Le projet annuel de performance pour 2008 fait ressortir un net écart entre les délais d'examen selon la nature des textes. Ainsi, en 2006, près de 65 % des projets de loi ou d'ordonnances ont été examinés dans un délai inférieur à deux mois, contre 44 % seulement s'agissant des projets de décrets. La cible prévue pour 2008 est fixée respectivement à 80 et 60 %.

Une action retrace les crédits consacrés aux missions d'études exercées par la section du rapport et des études du Conseil d'État, aux missions d'expertises réalisées par les membres du Conseil d'État et les magistrats administratifs mis à la disposition d'autres administrations et organisations et aux services rendus aux administrations de l'État et aux collectivités (participation à des commissions administratives). Son budget exclusivement consacré à la rémunération des personnels s'établit à un peu plus de 15 millions d'euros (après ventilation des crédits de l'action soutien).

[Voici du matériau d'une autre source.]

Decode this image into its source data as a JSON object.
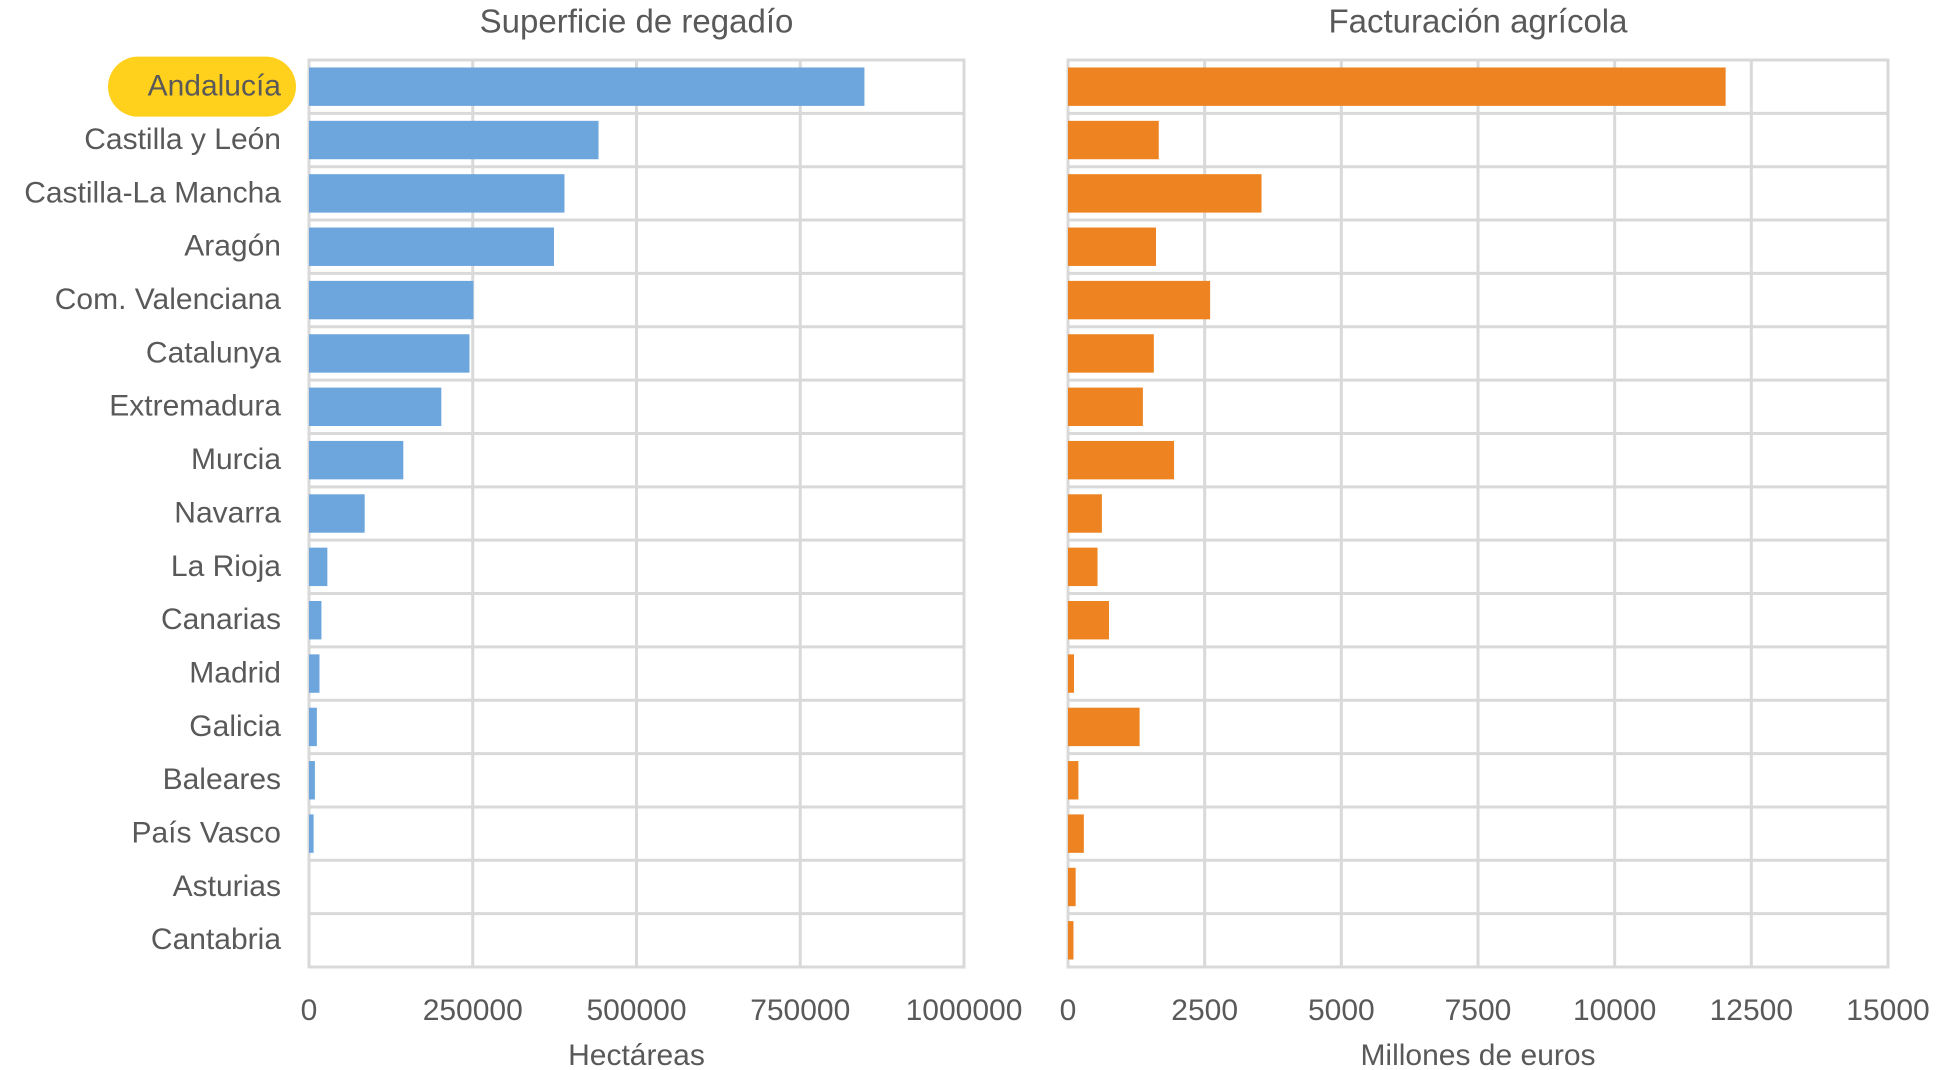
{
  "chart_data": [
    {
      "type": "bar",
      "orientation": "horizontal",
      "title": "Superficie de regadío",
      "xlabel": "Hectáreas",
      "ylabel": "",
      "xlim": [
        0,
        1000000
      ],
      "ticks": [
        "0",
        "250000",
        "500000",
        "750000",
        "1000000"
      ],
      "tick_values": [
        0,
        250000,
        500000,
        750000,
        1000000
      ],
      "grid": true,
      "color": "#6ca6dc",
      "categories": [
        "Andalucía",
        "Castilla y León",
        "Castilla-La Mancha",
        "Aragón",
        "Com. Valenciana",
        "Catalunya",
        "Extremadura",
        "Murcia",
        "Navarra",
        "La Rioja",
        "Canarias",
        "Madrid",
        "Galicia",
        "Baleares",
        "País Vasco",
        "Asturias",
        "Cantabria"
      ],
      "values": [
        848000,
        442000,
        390000,
        374000,
        251000,
        245000,
        202000,
        144000,
        85000,
        28000,
        19000,
        16000,
        12000,
        9000,
        7000,
        0,
        0
      ],
      "highlight": {
        "category": "Andalucía",
        "color": "#ffd11c"
      }
    },
    {
      "type": "bar",
      "orientation": "horizontal",
      "title": "Facturación agrícola",
      "xlabel": "Millones de euros",
      "ylabel": "",
      "xlim": [
        0,
        15000
      ],
      "ticks": [
        "0",
        "2500",
        "5000",
        "7500",
        "10000",
        "12500",
        "15000"
      ],
      "tick_values": [
        0,
        2500,
        5000,
        7500,
        10000,
        12500,
        15000
      ],
      "grid": true,
      "color": "#ed8421",
      "categories": [
        "Andalucía",
        "Castilla y León",
        "Castilla-La Mancha",
        "Aragón",
        "Com. Valenciana",
        "Catalunya",
        "Extremadura",
        "Murcia",
        "Navarra",
        "La Rioja",
        "Canarias",
        "Madrid",
        "Galicia",
        "Baleares",
        "País Vasco",
        "Asturias",
        "Cantabria"
      ],
      "values": [
        12030,
        1660,
        3540,
        1610,
        2600,
        1570,
        1370,
        1940,
        620,
        540,
        750,
        110,
        1310,
        190,
        290,
        140,
        100
      ]
    }
  ]
}
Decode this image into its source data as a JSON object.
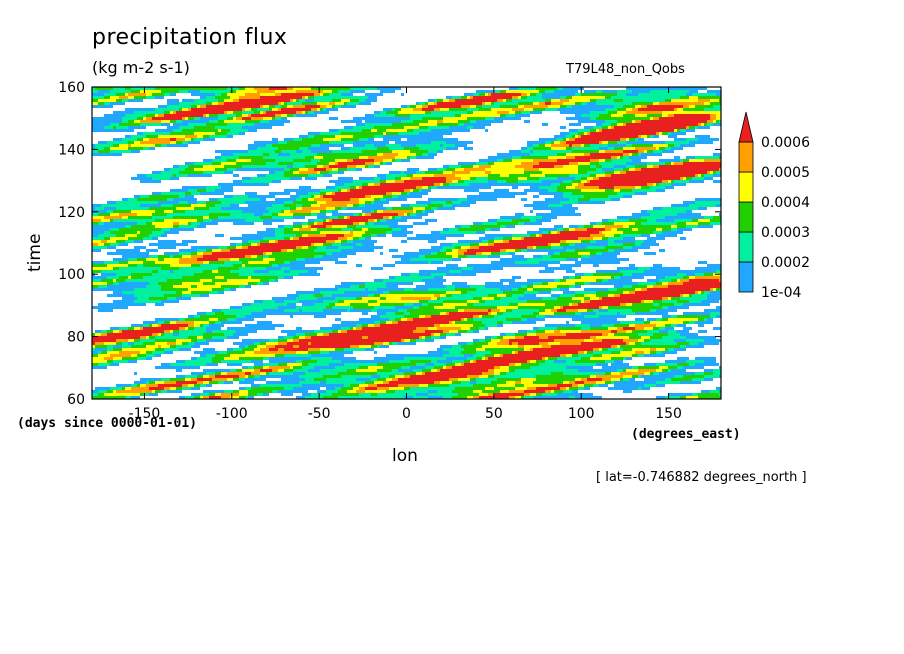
{
  "chart_data": {
    "type": "heatmap",
    "title": "precipitation flux",
    "units": "(kg m-2 s-1)",
    "dataset_label": "T79L48_non_Qobs",
    "xlabel": "lon",
    "xunits": "(degrees_east)",
    "ylabel": "time",
    "yunits": "(days since 0000-01-01)",
    "xlim": [
      -180,
      180
    ],
    "ylim": [
      60,
      160
    ],
    "xticks": [
      -150,
      -100,
      -50,
      0,
      50,
      100,
      150
    ],
    "yticks": [
      60,
      80,
      100,
      120,
      140,
      160
    ],
    "lat_note": "[ lat=-0.746882 degrees_north ]",
    "levels": [
      0.0001,
      0.0002,
      0.0003,
      0.0004,
      0.0005,
      0.0006
    ],
    "level_labels": [
      "1e-04",
      "0.0002",
      "0.0003",
      "0.0004",
      "0.0005",
      "0.0006"
    ],
    "colors": [
      "#20a8ff",
      "#00f0a0",
      "#20d000",
      "#ffff00",
      "#ffa000",
      "#e82020"
    ]
  }
}
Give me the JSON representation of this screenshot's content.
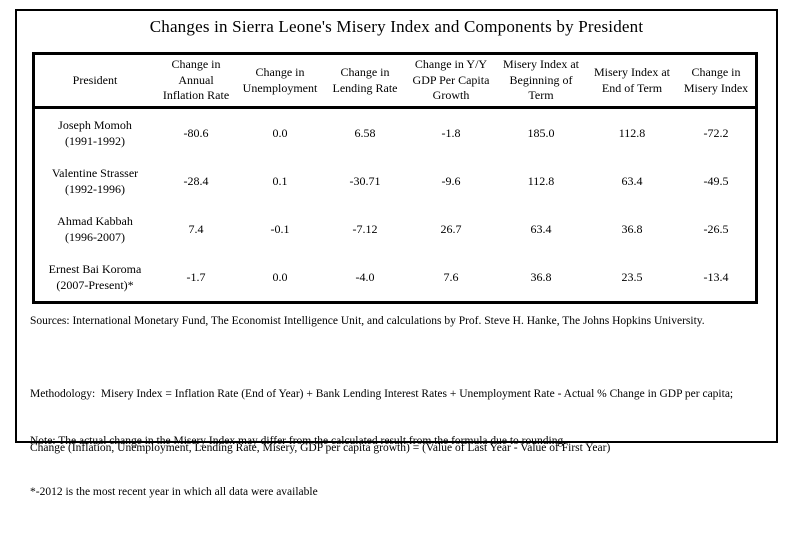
{
  "title": "Changes in Sierra Leone's Misery Index and Components by President",
  "table": {
    "columns": [
      "President",
      "Change in Annual Inflation Rate",
      "Change in Unemployment",
      "Change in Lending Rate",
      "Change in Y/Y GDP Per Capita Growth",
      "Misery Index at Beginning of Term",
      "Misery Index at End of Term",
      "Change in Misery Index"
    ],
    "rows": [
      {
        "president": "Joseph Momoh",
        "term": "(1991-1992)",
        "values": [
          "-80.6",
          "0.0",
          "6.58",
          "-1.8",
          "185.0",
          "112.8",
          "-72.2"
        ]
      },
      {
        "president": "Valentine Strasser",
        "term": "(1992-1996)",
        "values": [
          "-28.4",
          "0.1",
          "-30.71",
          "-9.6",
          "112.8",
          "63.4",
          "-49.5"
        ]
      },
      {
        "president": "Ahmad Kabbah",
        "term": "(1996-2007)",
        "values": [
          "7.4",
          "-0.1",
          "-7.12",
          "26.7",
          "63.4",
          "36.8",
          "-26.5"
        ]
      },
      {
        "president": "Ernest Bai Koroma",
        "term": "(2007-Present)*",
        "values": [
          "-1.7",
          "0.0",
          "-4.0",
          "7.6",
          "36.8",
          "23.5",
          "-13.4"
        ]
      }
    ]
  },
  "chart_data": {
    "type": "table",
    "title": "Changes in Sierra Leone's Misery Index and Components by President",
    "categories": [
      "Joseph Momoh (1991-1992)",
      "Valentine Strasser (1992-1996)",
      "Ahmad Kabbah (1996-2007)",
      "Ernest Bai Koroma (2007-Present)*"
    ],
    "series": [
      {
        "name": "Change in Annual Inflation Rate",
        "values": [
          -80.6,
          -28.4,
          7.4,
          -1.7
        ]
      },
      {
        "name": "Change in Unemployment",
        "values": [
          0.0,
          0.1,
          -0.1,
          0.0
        ]
      },
      {
        "name": "Change in Lending Rate",
        "values": [
          6.58,
          -30.71,
          -7.12,
          -4.0
        ]
      },
      {
        "name": "Change in Y/Y GDP Per Capita Growth",
        "values": [
          -1.8,
          -9.6,
          26.7,
          7.6
        ]
      },
      {
        "name": "Misery Index at Beginning of Term",
        "values": [
          185.0,
          112.8,
          63.4,
          36.8
        ]
      },
      {
        "name": "Misery Index at End of Term",
        "values": [
          112.8,
          63.4,
          36.8,
          23.5
        ]
      },
      {
        "name": "Change in Misery Index",
        "values": [
          -72.2,
          -49.5,
          -26.5,
          -13.4
        ]
      }
    ]
  },
  "notes": {
    "sources": "Sources: International Monetary Fund, The Economist Intelligence Unit, and calculations by Prof. Steve H. Hanke, The Johns Hopkins University.",
    "methodology_line1": "Methodology:  Misery Index = Inflation Rate (End of Year) + Bank Lending Interest Rates + Unemployment Rate - Actual % Change in GDP per capita;",
    "methodology_line2": "Change (Inflation, Unemployment, Lending Rate, Misery, GDP per capita growth) = (Value of Last Year - Value of First Year)",
    "note_line1": "Note: The actual change in the Misery Index may differ from the calculated result from the formula due to rounding.",
    "note_line2": "*-2012 is the most recent year in which all data were available"
  },
  "colors": {
    "background": "#ffffff",
    "border": "#000000",
    "text": "#000000"
  }
}
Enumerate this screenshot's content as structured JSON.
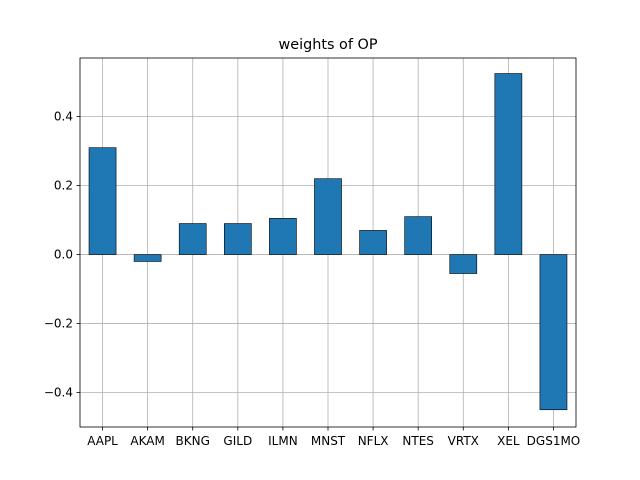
{
  "chart_data": {
    "type": "bar",
    "title": "weights of OP",
    "xlabel": "",
    "ylabel": "",
    "categories": [
      "AAPL",
      "AKAM",
      "BKNG",
      "GILD",
      "ILMN",
      "MNST",
      "NFLX",
      "NTES",
      "VRTX",
      "XEL",
      "DGS1MO"
    ],
    "values": [
      0.31,
      -0.02,
      0.09,
      0.09,
      0.105,
      0.22,
      0.07,
      0.11,
      -0.055,
      0.525,
      -0.45
    ],
    "ylim": [
      -0.5,
      0.57
    ],
    "yticks": [
      -0.4,
      -0.2,
      0.0,
      0.2,
      0.4
    ],
    "ytick_labels": [
      "−0.4",
      "−0.2",
      "0.0",
      "0.2",
      "0.4"
    ],
    "grid": true,
    "bar_color": "#1f77b4",
    "bar_edge_color": "#000000"
  }
}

Une dernière action retrace les activités qui concourent à celles des autres actions de politiques publiques en leur fournissant un soutien ou un encadrement . Les crédits de cette action -près de 52 millions d'euros- sont transversaux et communs aux autres actions du programme . Y figurent, outre des crédits de rémunération, des personnels (près de 54 % de l'enveloppe), les frais de justice (16 % de la dotation), les dépenses informatiques (fourniture et maintenance des logiciels, coûts des réseaux) à hauteur de 9 %, les dépenses d'investissement communes aux trois niveaux de juridictions relatives aux acquisitions de biens d'équipement (véhicules, mobiliers) qui représentent une part marginale de cette action (6 %) et les dépenses de fonctionnement courant (crédits d'action sociale des trois catégories de juridictions administratives).

Les crédits de cette action sont ventilés dans chaque action à laquelle ils sont destinés. Si aucune identification n'est possible, ils sont répartis sur toutes les actions en fonction des effectifs de chaque action.

* 111 Dont 11 situées outre-mer.

* 112 Dont les crédits s'élèvent à un peu plus de 497 millions d'euros.

* 113 Ces fonds de concours d'un montant de 0,38 million d'euros proviennent principalement du produit de la vente d'arrêts et des conclusions des commissaires du gouvernement par le Conseil d'Etat ainsi que de la participation financière des collectivités locales à certaines opérations immobilières concernant les cours administratives d'appel et les tribunaux administratifs.

* 114 Respectivement consacrées au Conseil d'Etat, aux cours administratives d'appel et aux tribunaux administratifs.

* 115 Qui sont au nombre de quatre (section de l'intérieur, section des finances, section des travaux publics et section sociale).

* 116 Depuis la révision constitutionnelle du 25 juin 1992.